Respecting their time and effort, and keeping them up to date about patients we’re supporting. Most volunteers go above and beyond what is asked, and it can be really inspiring to see an obstacle galvanize a group of volunteers as they work together to solve the problem.

17. How do you think we can motivate our youth to get involved?

Get them away from the TV, and give them ownership of something they care about. Teach youth, failure is a part of life, sometimes a necessary part of life, and what’s done after the failure separates those who impact the world around them, and those who merely survive. Some of the best lessons I’ve learned stemmed from failure, sometimes very public failure.

18. What would you like to pass on to future generations?

Whatever you aspire to; start taking steps now. There will never be a perfect or ideal time to chase your dream or make change. It won’t always be easy, and there will be times especially in the beginning where it’s downright lonely, and things might seem impossible, but you must have conviction in your “why.” 11th Hour Racing is something I think about constantly, and it took me a while in the beginning to understand most people will not automatically jump on board, but it was my job to articulate my vision to others.

19. What inspires you to keep paying it forward?

Seeing the positive impact in the lives of people involved with 11th Hour Racing.

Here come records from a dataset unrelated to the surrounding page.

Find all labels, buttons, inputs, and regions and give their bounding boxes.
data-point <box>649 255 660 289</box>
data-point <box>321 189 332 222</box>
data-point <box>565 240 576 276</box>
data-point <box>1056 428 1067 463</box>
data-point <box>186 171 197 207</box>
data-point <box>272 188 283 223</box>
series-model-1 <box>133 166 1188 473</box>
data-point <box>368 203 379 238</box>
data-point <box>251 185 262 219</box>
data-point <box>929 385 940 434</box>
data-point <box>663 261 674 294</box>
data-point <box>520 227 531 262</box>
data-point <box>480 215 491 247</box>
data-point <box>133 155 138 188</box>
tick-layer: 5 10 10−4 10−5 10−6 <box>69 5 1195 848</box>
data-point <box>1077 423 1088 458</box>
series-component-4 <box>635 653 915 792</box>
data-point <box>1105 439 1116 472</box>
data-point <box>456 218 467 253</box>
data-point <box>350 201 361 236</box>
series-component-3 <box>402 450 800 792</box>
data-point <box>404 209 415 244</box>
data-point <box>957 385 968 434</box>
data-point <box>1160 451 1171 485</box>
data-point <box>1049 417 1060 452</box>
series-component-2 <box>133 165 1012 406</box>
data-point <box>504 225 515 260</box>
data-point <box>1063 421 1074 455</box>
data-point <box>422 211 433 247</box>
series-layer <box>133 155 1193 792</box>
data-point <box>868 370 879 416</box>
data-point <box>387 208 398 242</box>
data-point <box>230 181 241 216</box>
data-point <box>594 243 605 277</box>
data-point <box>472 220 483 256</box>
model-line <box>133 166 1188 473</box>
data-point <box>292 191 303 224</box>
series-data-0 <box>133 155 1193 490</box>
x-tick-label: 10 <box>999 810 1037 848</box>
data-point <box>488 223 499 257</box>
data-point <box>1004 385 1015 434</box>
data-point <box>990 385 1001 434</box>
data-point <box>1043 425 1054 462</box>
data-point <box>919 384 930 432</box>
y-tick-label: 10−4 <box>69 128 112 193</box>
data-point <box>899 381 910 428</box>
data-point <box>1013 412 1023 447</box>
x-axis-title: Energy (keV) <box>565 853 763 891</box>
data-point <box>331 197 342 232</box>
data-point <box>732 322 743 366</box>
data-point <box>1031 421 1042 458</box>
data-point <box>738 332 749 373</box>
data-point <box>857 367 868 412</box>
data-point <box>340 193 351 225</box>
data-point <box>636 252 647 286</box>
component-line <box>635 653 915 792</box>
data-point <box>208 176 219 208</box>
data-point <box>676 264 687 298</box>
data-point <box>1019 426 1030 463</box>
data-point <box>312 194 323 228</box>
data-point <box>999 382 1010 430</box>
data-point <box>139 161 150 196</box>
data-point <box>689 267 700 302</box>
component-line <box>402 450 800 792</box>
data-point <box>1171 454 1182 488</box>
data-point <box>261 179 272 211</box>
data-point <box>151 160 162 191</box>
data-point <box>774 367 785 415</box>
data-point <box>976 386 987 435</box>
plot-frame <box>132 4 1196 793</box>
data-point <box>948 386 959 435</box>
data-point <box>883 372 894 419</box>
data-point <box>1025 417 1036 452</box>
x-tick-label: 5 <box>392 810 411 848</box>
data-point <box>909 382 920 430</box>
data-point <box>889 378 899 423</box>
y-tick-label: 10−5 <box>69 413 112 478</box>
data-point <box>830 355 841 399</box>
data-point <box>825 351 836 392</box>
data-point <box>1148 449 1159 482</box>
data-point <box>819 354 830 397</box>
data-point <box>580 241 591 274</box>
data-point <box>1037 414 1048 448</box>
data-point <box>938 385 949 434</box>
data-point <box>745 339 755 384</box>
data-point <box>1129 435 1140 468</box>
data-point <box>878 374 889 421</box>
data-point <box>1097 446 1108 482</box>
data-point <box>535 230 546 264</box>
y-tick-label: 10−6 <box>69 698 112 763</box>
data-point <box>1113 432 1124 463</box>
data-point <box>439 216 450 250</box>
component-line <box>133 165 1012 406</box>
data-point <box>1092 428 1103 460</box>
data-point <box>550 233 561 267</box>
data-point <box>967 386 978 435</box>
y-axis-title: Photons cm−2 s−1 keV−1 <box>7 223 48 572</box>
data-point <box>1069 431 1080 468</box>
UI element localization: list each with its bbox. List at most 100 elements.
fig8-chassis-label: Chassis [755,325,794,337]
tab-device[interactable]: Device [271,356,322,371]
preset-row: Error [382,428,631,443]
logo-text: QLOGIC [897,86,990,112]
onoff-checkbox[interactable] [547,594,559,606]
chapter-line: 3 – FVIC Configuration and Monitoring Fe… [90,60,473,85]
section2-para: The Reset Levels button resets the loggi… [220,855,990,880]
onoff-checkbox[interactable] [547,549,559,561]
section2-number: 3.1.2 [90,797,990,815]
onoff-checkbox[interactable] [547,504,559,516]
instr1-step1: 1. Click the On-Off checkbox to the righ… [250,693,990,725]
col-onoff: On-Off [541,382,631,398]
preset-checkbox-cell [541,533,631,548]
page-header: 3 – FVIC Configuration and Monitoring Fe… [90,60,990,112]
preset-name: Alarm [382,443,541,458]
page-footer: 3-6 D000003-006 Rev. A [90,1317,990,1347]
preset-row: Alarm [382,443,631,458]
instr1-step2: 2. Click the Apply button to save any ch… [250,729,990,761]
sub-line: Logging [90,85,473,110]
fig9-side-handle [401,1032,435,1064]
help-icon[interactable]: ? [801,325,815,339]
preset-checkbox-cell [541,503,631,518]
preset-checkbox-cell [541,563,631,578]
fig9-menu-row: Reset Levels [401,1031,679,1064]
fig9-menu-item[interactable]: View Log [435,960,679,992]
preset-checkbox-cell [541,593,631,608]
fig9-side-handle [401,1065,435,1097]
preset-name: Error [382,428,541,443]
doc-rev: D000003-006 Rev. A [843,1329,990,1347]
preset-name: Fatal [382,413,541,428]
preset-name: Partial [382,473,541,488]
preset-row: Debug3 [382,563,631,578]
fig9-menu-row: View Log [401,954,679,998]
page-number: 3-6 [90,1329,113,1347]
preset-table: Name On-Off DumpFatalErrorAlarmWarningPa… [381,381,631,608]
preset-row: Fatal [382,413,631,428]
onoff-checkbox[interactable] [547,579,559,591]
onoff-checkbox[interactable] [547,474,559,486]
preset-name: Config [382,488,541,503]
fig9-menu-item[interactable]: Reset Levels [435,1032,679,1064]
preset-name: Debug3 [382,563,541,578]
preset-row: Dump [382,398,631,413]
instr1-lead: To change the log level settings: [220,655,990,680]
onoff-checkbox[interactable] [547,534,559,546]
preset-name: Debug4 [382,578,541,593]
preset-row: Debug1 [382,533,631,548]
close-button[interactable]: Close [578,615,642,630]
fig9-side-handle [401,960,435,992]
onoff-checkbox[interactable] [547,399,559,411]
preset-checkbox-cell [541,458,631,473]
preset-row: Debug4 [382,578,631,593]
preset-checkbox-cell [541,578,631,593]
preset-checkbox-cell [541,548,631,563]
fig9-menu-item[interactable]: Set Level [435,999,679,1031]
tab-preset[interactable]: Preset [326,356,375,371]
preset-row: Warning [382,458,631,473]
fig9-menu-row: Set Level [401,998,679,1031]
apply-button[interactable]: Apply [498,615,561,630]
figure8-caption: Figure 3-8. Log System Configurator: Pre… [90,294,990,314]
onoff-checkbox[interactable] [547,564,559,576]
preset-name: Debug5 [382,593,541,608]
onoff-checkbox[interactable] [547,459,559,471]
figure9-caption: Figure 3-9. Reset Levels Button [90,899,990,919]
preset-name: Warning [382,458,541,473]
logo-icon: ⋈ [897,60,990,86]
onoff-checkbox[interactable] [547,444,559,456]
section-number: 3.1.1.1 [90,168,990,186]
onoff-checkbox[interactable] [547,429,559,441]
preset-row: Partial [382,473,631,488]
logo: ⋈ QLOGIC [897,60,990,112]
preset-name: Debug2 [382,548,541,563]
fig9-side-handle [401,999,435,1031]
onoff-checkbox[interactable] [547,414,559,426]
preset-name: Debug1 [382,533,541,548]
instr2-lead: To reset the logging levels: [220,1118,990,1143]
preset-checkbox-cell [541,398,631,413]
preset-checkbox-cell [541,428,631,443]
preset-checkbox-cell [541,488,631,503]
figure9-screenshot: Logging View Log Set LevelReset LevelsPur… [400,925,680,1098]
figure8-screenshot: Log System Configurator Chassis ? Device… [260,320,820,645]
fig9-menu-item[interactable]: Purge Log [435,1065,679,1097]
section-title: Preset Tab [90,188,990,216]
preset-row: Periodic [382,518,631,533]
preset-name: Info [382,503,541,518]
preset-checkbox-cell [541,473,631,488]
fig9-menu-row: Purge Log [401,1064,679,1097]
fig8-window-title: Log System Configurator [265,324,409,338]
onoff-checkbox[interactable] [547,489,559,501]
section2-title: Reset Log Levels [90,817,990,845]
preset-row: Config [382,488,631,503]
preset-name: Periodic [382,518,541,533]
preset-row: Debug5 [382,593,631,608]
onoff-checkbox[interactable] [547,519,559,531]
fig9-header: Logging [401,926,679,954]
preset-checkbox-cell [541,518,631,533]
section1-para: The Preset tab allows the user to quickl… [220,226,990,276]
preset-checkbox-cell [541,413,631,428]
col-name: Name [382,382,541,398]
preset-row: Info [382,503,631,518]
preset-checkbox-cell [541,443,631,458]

I wouldn’t trade anything for the relationships I have with the volunteers, athletes, management team, or our corporate partners. Seeing the relief of someone fighting cancer after a heavy burden such as an eviction is lifted, or a new runner crossing the finish line of a race previously thought insurmountable is incredible.

20. Is there a specific uplifting quote that best exemplifies what you stand for?

“…who spends himself in a worthy cause; who at the best knows in the end the triumph of high achievement, and who at the worst, if he fails, at least fails while daring greatly, so that his place shall never be with those cold and timid souls who neither know victory nor defeat.”